À travers ce récit, Fr. Max souhaite porter l’attention sur l’attitude de François : “Remarquez qu’il ne lui dit pas ce qu’il faut faire, ce qui est bon pour lui. Il se fait écoute, il se met aux ordres du lépreux. […] De nouveau, la réponse du lépreux est déconcertante : “Je veux que tu me laves tout entier, car je pue tellement que je ne peux plus me supporter moi-même.” C’est un aveu terrible et pourtant libérateur, car au fond de sa misère, cet homme rêve de retrouver sa dignité. L’écoute favorise la parole qui libère.” Au cœur de la fragilité, les personnes de la santé sont parfois les seules à qui les malades peuvent se confier, dire une parole qui libère.
Mais une question persiste : malgré ce travail d’apprivoisement de sa propre fragilité et d’écoute en profondeur, pouvons-nous réellement “répondre à la fragilité de l’autre”, pour reprendre le thème de la journée ? Dans son homélie, lors de la messe de clôture de cette journée, Fr. Max revient sur la place essentielle du silence dans l’écoute.

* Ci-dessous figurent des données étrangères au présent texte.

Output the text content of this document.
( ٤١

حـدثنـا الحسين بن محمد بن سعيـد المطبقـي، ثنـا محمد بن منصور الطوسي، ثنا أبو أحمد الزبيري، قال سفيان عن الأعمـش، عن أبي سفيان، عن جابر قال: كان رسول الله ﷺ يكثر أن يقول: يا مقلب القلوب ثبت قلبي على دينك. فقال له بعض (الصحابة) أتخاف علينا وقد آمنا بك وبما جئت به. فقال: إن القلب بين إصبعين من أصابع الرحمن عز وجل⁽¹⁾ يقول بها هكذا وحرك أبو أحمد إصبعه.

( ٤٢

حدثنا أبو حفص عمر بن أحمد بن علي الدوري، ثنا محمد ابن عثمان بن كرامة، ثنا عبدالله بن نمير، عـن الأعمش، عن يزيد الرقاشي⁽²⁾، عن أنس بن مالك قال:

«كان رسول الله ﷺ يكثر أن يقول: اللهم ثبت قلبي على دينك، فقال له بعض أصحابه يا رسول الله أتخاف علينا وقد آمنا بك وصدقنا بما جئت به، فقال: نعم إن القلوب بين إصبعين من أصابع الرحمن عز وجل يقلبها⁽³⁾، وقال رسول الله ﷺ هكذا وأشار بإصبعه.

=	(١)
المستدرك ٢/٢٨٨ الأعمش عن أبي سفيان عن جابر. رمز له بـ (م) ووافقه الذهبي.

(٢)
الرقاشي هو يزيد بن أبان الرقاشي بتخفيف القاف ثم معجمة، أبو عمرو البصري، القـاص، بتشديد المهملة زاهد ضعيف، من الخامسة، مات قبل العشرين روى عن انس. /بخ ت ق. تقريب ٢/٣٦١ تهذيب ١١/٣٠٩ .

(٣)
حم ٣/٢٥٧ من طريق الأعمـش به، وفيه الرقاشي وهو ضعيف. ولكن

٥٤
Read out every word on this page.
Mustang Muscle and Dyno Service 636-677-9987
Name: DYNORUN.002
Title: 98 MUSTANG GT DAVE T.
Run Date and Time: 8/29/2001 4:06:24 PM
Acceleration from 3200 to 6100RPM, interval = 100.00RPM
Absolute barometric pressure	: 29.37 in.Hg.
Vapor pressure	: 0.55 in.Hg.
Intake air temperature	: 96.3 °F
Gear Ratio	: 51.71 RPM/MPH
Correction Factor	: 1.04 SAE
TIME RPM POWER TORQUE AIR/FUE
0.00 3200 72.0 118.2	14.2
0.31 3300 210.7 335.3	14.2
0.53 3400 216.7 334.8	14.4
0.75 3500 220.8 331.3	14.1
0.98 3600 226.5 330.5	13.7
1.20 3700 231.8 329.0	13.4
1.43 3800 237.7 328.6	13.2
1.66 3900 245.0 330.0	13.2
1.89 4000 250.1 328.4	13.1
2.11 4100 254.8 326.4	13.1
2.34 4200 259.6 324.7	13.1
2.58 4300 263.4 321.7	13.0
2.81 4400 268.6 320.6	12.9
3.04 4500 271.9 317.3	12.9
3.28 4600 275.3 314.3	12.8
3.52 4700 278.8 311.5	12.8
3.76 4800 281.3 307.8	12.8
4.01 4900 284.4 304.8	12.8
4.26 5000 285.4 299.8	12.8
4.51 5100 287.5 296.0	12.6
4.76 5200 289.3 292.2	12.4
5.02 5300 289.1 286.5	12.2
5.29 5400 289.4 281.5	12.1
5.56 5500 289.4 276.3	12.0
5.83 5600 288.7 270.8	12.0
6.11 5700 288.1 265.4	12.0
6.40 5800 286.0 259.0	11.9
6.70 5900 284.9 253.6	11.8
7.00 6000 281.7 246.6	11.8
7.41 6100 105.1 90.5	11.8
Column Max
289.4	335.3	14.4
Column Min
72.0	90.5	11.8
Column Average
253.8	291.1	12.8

La réponse se situe peut-être ici : répondre à la fragilité de l’autre, c’est d’abord l’écouter. Autrement dit, c’est offrir avant tout un silence fait d’écoute. “On ne peut répondre à la fragilité que par notre présence et notre écoute”, conclut Anne.

Henri DE MAUDUIT

1. Témoignage à retrouver sur RCF (https:// www.rcf.fr/vie-spirituelle/itineraire-spirituel?episode=197034)

2. La méthode Feldenkrais a pour but d’amener à la prise de conscience de son corps à travers le mouvement dans l’espace, dans l’environnement et à travers les sensations kinesthésiques qui y sont reliées.

L’intervention de Fr. Max était ponctuée de petits exercices respiratoires pour apprendre à entrer dans une attitude d’écoute profonde.
Anne Jeannin (tout à droite) et l’équipe de la pastorale santé du diocèse de Besançon.